Monday, December 19, 2016

Horizon

"God is the horizon," said Vaclav Havel, a Czech playwright who became a dissident and was imprisoned, only to become his nation's leader after his release. I only learned that Vega wrote this song about him because she said so when introducing the song in a concert.

I had thought it was about South Africa's Nelson Mandela, but it also could have been about Poland's Lech Walesa India's Gandhi, or Israel's Natan Sharansky, imprisoned by the Soviets (OK, so he hasn't been made head of state in Israel... yet), or even Joseph from the Bible. It's also the story of some women, including Myanmar's Aung San Suu Kyi (she was under house arrest, not jail, but still) and Pakistan's Benazir Bhutto. Even Martin Luther King, Jr. was jailed and then led his country, after a fashion.

The relevant verse comes later in the song, however. It starts simply: "There is a road/ Beyond this one/ ...the path/ We don't yet take." It could be the afterlife, or simply the future.

"I can feel how it longs/ To be entered upon," she continues, "It calls to me with a cry/ And an ache." She feels pulled toward it, compelled to travel its length.

What powers its attraction? "Love pulls us on to that/ Distant horizon so true."

Now we get to the biography: "I knew a man/ He lived in jail... When he was free/ He led his country."

What allows someone to rise from a prison cot to a president's chair? "He dreamed of a line/ That we call the Divine." The line being, as we now know, the horizon itself.

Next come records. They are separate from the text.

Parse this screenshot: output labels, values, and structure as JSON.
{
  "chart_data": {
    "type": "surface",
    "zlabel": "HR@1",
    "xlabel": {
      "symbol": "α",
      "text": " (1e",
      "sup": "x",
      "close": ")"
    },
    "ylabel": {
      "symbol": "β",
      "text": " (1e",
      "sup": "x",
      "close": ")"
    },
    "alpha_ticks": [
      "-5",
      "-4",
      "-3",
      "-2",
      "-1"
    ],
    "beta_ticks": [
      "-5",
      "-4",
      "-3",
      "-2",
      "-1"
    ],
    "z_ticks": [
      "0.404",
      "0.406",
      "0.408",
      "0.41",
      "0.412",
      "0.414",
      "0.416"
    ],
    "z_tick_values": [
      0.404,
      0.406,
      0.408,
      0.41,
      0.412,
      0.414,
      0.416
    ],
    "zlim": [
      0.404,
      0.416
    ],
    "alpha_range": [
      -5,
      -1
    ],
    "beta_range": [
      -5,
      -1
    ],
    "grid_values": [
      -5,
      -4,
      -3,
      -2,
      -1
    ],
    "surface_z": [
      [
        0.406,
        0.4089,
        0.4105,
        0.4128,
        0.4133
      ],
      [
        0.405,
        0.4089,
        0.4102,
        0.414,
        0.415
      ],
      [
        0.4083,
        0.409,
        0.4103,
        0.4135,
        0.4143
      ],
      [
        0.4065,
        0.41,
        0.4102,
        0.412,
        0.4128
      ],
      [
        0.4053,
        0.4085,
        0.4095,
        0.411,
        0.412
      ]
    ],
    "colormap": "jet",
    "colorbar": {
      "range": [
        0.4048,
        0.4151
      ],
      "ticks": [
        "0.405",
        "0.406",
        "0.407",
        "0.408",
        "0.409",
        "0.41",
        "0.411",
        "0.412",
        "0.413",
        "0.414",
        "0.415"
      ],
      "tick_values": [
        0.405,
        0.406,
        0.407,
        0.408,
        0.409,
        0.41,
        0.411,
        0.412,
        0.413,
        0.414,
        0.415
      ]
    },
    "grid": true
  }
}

How do these rulers tend to lead their countries? "He taught the way of love/ And he lived in that way, too/ Love pulled him on to that distant horizon so true."

What makes us go forward, onto the next path, and the next after that? What allows us to enter the realm beyond the horizon of this life? Love.

Love of country, of self, of principles and values, of one's fellow humans. Love, even, of love itself.